As Boccia suggests, instead of treating pandemic spending as the new normal, Congress should return to the 2019 levels and then cap spending to grow annually at no more than 2%. This would not just be the right thing to do, it would also help the Federal Reserve fight inflation, which is not yet under control.


The second issue to watch is related to the first, but arguably even more expensive. Legislators are likely to try extending or delaying various expiring or emergency provisions while also waiving a rule, the PAYGO sequester, that would offset some of the money. Some of the relevant provisions include three from the Tax Cuts and Jobs Act of 2017 (TCJA), such as a 100% bonus depreciation allowing business equipment purchases to be deducted immediately.
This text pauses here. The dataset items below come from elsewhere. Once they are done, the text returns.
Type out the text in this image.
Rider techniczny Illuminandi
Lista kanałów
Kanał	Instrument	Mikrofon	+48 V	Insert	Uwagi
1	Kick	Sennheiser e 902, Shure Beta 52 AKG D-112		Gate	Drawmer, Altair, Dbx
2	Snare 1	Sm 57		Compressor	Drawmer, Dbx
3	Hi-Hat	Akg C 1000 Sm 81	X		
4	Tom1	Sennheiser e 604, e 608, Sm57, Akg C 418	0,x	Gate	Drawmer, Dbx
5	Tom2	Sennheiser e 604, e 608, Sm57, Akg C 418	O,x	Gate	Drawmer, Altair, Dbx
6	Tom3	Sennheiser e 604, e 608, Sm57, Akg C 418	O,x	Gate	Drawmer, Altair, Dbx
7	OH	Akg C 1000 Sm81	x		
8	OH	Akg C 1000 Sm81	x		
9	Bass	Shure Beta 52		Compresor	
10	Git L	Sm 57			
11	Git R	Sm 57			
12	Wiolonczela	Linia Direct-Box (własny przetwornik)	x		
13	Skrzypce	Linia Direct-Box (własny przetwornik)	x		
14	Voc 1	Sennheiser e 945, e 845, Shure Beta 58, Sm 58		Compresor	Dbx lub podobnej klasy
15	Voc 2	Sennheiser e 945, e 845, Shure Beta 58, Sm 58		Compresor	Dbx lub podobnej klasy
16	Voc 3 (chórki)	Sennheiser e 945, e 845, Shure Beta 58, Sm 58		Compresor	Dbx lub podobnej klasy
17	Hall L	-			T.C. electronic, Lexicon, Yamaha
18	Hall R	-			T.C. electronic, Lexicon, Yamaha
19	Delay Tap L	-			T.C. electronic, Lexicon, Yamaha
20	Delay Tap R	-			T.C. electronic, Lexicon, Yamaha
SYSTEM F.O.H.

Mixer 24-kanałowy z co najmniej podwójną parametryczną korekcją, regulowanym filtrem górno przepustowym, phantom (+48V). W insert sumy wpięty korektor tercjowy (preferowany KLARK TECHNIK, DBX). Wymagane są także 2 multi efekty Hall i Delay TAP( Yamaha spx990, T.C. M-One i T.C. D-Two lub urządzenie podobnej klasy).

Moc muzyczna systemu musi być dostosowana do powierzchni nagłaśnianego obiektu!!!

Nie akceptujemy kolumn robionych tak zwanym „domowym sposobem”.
Legislators are also likely to try to reinstate a few tax extenders that expired at the end of 2021, which would cost taxpayers $20 billion over 10 years, as well as prevent some $25 billion in health care tax extenders from expiring at the end of 2022.


Add to this boondoggle the $1.4 trillion extended child tax credit, more supplemental money for Ukraine and for COVID-19 and monkeypox, and money for helping rich people in high-tax blue states (by boosting the $10,000 cap on state and local tax deductions), and we'll have on our hands an exponentially larger budget deficit.


According to the CRFB, "Making these policies permanent would cost roughly $1.85 trillion over a decade. In combination with other legislation being considered, Congress could add up to $4.5 trillion to ten-year deficits in a worst-case scenario." That's something that will in turn add fuel to the inflation fire. The prospects for fiscal responsibility are never bright during lame-duck sessions. But this year it feels even more likely that we'll see an elevation of the fiscal insanity that we endured during the pandemic.




Veronique de Rugy is the George Gibbs Chair in Political Economy and a senior research fellow at the Mercatus Center at George Mason University.